Let’s just say I had a ‘day’ yesterday ending with me puking on the boots of four fireman who came to save me after passing out at the gym for doing all of 15 minutes of cardio. Give me a fucking break. I’m not a gym rat or an overachiever. I’m a middle aged woman who’s looking to drop a few pounds and move her body. I just have a ‘thing’ with a fancy name for passing out where if the planets align(some combination of I’m dehydrated or too hot or too stressed or sleep deprived or I have had a glass of wine) then I pass out. Not so bad as long as I don’t hit my head. It’s only happened to me about 10 times in 5 decades. This thing I have will not kill me. My heart is fine and works as it should. But when I pass out, I’m exposed for the world to see and my previous meal usually exits my body and I sweat like a pig through my clothes. And I’m sure I stink at this point. And I’m so out of it I can’t hold my head up and the most I can say is one syllable with Herculean effort to get it out. That’s what happens when your brain is starved of oxygen, even for a few seconds. The clicker of the whole day is that these fireman used to be my patients where I worked as a nurse in occupational health and they are brave and strong and handsome and a little touched in the head to do what they do. But I respect the hell out of them and have had crushes on a few. So meeting your crush who shows up to save you and you stink and are covered in puke is not gonna get me any dates. And as the firemen were scooping me into a stretcher, I was praying to God that I don’t end up in video on some mean, millennial’s Twitter page (who is way too young to know that at some point life will hand their young body it’s ass possibly covered in puke) with the tag line, “Look at the lady that puked on my elliptical machine at my gym today?” And my entire family is dead.(No pity party please. They weren’t the best when they were alive so I am essentially an adult orphan and I’m fine with that except for days like these. The only person I could call to drive me home from the ER was my ex beau. I’m lucky he is kind and will come to pick me up off the floor if I need it. But he doesn’t get me at all which is why he is an ex.
So in a very long and windy post, as I recover today, still to weak and wobbly to stand in the shower, sitting with some dried puke still in my hair, your writing and keen observations and musings about life are the only thing that moved me from the spectacle of shame yesterday to laughing out loud and being so damn grateful there is another soul who totally gets me and encourages us to fly out freak flags. Thank you from the bottom of my heart for you.
One of the happiest days of my life was when I realized I’d been a stage-five clinger in my close friendships as a child. For years I had this narrative in my head of victimhood, that X and Y and Z best friend had all ditched me for no reason and why did everyone always leave?

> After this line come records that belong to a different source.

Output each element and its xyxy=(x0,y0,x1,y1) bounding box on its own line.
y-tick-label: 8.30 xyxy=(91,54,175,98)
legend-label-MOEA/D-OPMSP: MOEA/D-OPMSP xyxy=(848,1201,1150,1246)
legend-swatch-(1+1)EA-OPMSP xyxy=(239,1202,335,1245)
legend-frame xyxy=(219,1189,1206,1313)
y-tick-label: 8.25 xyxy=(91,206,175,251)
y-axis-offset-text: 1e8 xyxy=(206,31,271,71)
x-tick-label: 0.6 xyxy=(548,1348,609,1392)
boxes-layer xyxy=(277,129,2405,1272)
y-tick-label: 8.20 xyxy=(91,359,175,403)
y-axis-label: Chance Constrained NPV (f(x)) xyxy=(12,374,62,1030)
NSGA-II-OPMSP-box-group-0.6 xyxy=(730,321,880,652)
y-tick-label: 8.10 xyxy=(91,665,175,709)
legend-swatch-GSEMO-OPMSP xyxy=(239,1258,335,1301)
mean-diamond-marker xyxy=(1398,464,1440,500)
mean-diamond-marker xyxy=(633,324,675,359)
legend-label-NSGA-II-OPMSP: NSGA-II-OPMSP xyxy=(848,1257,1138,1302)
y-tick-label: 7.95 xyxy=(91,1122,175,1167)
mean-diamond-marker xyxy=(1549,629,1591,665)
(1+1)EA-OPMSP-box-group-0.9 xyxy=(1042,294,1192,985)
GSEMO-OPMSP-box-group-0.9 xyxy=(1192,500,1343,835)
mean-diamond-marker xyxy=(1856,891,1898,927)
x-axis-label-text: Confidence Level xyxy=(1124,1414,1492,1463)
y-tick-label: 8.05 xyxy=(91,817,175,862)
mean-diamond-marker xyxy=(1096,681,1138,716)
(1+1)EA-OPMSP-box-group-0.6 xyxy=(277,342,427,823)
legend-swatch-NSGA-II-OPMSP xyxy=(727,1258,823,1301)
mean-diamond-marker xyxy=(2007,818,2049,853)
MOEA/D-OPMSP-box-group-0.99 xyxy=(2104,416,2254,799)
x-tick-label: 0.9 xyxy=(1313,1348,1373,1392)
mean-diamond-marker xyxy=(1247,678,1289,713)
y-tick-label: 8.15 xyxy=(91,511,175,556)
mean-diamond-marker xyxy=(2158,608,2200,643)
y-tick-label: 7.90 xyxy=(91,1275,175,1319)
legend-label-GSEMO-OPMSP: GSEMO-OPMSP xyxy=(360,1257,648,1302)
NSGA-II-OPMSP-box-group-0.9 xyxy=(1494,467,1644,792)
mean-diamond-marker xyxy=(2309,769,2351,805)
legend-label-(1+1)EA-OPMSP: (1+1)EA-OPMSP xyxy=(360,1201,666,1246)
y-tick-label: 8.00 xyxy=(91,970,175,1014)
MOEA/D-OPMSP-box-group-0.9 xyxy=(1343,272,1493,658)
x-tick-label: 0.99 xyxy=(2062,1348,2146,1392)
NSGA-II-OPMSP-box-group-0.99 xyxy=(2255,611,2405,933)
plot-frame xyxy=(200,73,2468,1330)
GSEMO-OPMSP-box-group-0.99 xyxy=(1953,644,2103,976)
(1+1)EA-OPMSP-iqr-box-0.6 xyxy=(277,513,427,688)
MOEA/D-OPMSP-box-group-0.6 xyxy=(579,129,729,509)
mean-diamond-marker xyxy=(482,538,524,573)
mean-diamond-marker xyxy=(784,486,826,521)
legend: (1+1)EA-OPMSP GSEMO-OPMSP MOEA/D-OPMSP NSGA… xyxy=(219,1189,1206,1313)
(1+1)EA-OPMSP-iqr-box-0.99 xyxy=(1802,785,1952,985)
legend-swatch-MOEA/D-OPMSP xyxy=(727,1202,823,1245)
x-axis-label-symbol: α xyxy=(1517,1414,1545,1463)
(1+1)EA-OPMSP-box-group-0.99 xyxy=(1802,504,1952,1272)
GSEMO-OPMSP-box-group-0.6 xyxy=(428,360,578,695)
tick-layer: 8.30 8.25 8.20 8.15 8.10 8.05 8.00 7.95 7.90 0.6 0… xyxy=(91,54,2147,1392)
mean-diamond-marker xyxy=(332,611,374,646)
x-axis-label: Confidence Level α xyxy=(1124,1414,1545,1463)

Recently it hit me so clearly. I got zero affection and very little attention from my parents growing up. So anyone who actually wanted to spend time with me and listen to what I had to say? BEST FRIEND FOREVER omg I made us t-shirts and if you say you might want to hang out this weekend I’m going to call you ten times in a row until you answer, or maybe just show up at your house. No wonder they got tired of me. I was so lonely and so, so desperate for human connection. Not being a victim, and understanding why things happened the way they did, is so wonderful.